Cut to Martha Logan, stricken, watching her husband emerge from his helicopter, waving. (Welcome back, Nixon!) As David Palmer's flag-covered casket comes into view, Martha begins her best wailing and weeping and tearing of hair, shouting at her husband that he's a murderer. The president signals to his men to have her dragged away into a nearby hanger, which can't look too pretty to the assembled crowd. Logan follows them into the hanger, then signals for the agents to leave.
Suddenly aware that his wife pulled a Farrah on him, he rips at her clothes to see if she's wearing a wire. There's nothing there. But we're hoping that maybe she made a quick call to CTU headquarters as they were dragging her off... ? Logan doesn't seem worried, and soon explains, passionately, that the nerve gas and the death of Palmer were all his doing, yes, but he did it for the good of the country. Then he tells Martha that if she ever opens her mouth again, he'll pump her so full of drugs "that you won't know your own name." Nice guy. This is a great scene, though, since we're sure by now that somehow, some way, Jack is recording this conversation. Didn't he pull out Logan's cellphone before he interrogated him?

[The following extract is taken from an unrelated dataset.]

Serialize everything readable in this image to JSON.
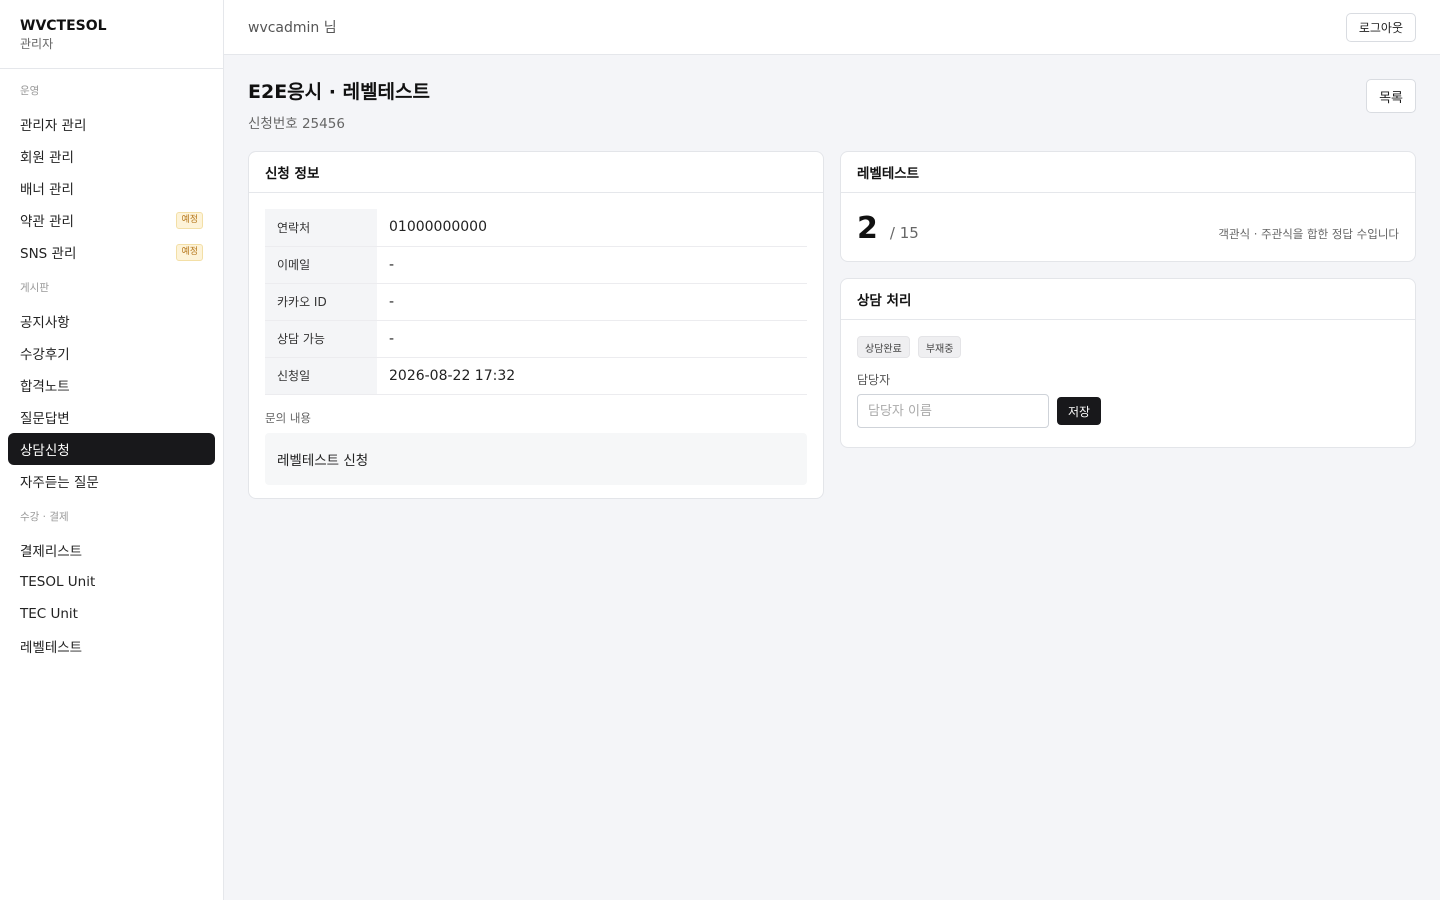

Sweet relief comes halfway through Logan's eulogy for President Palmer. Chloe, who risked her ass all season for Jack without so much as a sincere thank you or a loving embrace to show for it, rings up the attorney general in order to play him the recording of Logan and his wife, bickering about whether Logan is or is not a major league asshole. The attorney general, along with Bill Buchanan and Karen Hayes, the head of Homeland (who suddenly seem to want each other badly, for no reason whatsoever), agree that Logan is most definitely an asshole, and soon the Secret Service guys are gathering around the stage, signaling to the president that the jig is up. After showing Logan the pen in his pocket with the recording device on it, Logan is led away. The best moment of the finale comes when he glances back at his wife and Mike Novick, both of whom are sporting priceless grimaces of hatred and satisfaction.
Now we have a minute or so for Jack and Audrey to stare into each other's eyes, kiss passionately and pledge to love each other through the next dark turn in the road, which we know from experience will likely begin in a few seconds. "Jack, there's a telephone call for you. It's your daughter." Uh-oh.
You'd think after a lifetime of being wanted dead by countless evil forces, Jack would at least be paranoid enough to respond, "What? Why didn't she just call me on my cell?" Instead, Jack goes to retrieve a pay phone in a dark hallway, and is summarily dragged off and thrown, quite literally, on a slow boat to China. Apparently those Chinese still hold a serious grudge against him for storming their consulate and killing someone. Damn them! Why can't they learn to let go of the past, and forgive?
But even as Jack begs for them to kill him, we know that a little torture cruise is just what the doctor ordered. Jack can't exactly start the next season without looking beaten down, haunted and desperate, after all. Remember how he started out Season 4, all manicured and well rested and in love with Audrey, going soft at a government desk job? That's no kind of life for TV's most violent, ruthless hero.
But as the fifth season draws to a close, many questions remain unanswered. Will Logan be impeached and imprisoned for his evil doings? Why did he make all of those very tense cellphone calls to Ron Howard throughout the day? And how did Opie grow up to become an international criminal mastermind anyway? Most hauntingly of all, will Bill Buchanan and Karen Hayes become the Tony 'n' Michelle of Season 6? No matter how these mysteries unfold, let's give some sincere thanks and a big bear hug to the writers of "24" for making this the best season in recent memory.